Haciendo red: formación en enseñanza-aprendizaje de lenguas en Ciutat Vella

 

Dra Carme Flores y Dra Caterina Sugrañes

Nos encontramos Caterina Sugrañes y Carme Flores en el bar de la facultad y, haciendo un café, valoramos y evaluamos la formación que Caterina desarrolló el curso pasado (2018-2019) con maestros en activo del distrito de Ciutat Vella en el marco de los Seminarios de Formación que ofrece los Servicios Educativos .

1. ¿Cómo surgió esta formación? Y por qué con maestros de un distrito en concreto? ¿Qué tenía de particular este distrito?

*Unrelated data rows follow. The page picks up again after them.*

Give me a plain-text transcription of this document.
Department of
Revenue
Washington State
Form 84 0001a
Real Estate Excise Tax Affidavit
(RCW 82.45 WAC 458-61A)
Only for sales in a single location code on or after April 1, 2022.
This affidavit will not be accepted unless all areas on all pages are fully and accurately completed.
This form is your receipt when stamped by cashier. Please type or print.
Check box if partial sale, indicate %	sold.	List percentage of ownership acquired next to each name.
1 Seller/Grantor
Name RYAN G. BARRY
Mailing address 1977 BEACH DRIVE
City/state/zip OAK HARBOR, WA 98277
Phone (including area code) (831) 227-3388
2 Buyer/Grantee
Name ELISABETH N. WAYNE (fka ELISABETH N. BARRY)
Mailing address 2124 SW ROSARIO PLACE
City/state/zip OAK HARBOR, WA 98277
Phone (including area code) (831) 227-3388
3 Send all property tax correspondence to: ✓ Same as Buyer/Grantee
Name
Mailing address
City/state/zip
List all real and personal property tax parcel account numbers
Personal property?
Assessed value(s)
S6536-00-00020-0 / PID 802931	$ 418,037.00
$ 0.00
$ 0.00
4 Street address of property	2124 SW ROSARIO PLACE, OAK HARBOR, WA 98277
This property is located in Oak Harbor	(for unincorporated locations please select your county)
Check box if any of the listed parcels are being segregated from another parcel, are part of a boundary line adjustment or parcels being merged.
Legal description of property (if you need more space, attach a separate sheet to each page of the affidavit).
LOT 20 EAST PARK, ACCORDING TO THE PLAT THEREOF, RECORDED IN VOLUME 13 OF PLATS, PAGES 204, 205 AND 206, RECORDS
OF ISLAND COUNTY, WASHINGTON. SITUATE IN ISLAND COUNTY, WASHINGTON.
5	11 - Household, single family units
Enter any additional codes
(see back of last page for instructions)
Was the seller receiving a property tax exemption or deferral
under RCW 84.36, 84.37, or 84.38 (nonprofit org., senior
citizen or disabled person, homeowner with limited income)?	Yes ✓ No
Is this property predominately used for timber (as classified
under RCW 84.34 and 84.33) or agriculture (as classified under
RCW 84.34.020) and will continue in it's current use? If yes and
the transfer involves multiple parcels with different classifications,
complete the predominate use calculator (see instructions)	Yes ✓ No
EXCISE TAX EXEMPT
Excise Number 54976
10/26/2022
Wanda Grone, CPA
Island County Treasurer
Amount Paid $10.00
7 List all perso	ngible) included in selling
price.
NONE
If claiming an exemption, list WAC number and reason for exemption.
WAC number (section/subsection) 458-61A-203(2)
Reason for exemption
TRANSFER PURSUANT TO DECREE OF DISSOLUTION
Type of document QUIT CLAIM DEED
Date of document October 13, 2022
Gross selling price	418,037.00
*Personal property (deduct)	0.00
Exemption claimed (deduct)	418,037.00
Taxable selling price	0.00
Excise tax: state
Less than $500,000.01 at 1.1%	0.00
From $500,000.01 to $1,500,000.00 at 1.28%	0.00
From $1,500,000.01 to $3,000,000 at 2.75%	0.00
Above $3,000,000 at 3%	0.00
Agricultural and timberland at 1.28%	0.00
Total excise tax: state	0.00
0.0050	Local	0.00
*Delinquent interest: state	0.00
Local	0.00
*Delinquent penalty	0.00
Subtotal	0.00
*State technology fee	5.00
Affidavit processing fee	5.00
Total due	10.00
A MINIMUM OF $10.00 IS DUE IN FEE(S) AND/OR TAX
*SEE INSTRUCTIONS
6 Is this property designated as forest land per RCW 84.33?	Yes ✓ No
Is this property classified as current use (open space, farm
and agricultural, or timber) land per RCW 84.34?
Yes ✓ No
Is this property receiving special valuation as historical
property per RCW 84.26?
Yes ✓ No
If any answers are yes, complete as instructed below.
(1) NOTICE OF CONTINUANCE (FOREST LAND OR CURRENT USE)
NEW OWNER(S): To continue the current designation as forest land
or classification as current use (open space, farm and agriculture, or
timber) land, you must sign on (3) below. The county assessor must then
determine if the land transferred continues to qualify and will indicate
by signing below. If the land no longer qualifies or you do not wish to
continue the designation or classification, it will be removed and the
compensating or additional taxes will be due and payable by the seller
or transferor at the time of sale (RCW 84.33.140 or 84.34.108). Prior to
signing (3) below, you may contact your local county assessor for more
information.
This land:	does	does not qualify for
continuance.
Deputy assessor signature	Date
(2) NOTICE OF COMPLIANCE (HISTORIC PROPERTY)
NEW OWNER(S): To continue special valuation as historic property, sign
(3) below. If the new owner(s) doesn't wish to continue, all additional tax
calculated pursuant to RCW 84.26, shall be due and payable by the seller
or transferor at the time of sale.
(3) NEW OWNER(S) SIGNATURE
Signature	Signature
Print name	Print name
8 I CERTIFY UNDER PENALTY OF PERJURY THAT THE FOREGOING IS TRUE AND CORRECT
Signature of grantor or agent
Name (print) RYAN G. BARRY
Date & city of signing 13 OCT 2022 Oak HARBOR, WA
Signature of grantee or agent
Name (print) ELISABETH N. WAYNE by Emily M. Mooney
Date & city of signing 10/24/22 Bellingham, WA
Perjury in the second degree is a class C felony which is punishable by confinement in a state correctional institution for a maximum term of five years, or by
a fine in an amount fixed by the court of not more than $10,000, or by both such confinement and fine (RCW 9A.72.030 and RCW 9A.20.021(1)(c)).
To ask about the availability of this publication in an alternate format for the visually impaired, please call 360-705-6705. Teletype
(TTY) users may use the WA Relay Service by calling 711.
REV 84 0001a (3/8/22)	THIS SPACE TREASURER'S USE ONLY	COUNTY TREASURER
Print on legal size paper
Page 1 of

Había estado trabajando con la maestra de inglés de la escuela Collasso y Gil durante un tiempo. Hasta entonces en la escuela, la enseñanza y aprendizaje de la lengua adicional -inglés- era monolingüe y inmersiva a pesar de la diversidad lingüística de la escuela (más de un 80% del alumnado era de origen extranjero). Durante 5 meses acompañé la maestra de inglés en el aula y entre las dos conseguimos transformar el aula de inglés en un espacio plural donde prácticas habituales plurilingües, como la traducción o el uso de las lenguas propias de los alumnos, se concebían como herramientas útiles para el aprendizaje. La maestra se empoderó de la experiencia plurilingüe que evidenciaba los efectos positivos del uso de las lenguas del aula para aprender las lenguas curriculares de la escuela y, con el tiempo, se convirtió en agente de cambio, en la tejedora de experiencias plurilingües más allá del aula. Ella hacía tiempo que participaba en los Seminarios de Inglés de los SE Ciutat Vella. Estos seminarios están formados por maestros de inglés tanto de escuelas concertadas como públicas, con un denominador común: la diversidad de lenguas en el aula. Me sugirieron que fuera a hacer un taller. Hice un taller para unas 10 maestros que se quedaron con las ganas de más y plantearon al SE la posibilidad de que yo les hiciera un curso de formación en enseñanza y aprendizaje de lenguas desde una mirada plurilingüe.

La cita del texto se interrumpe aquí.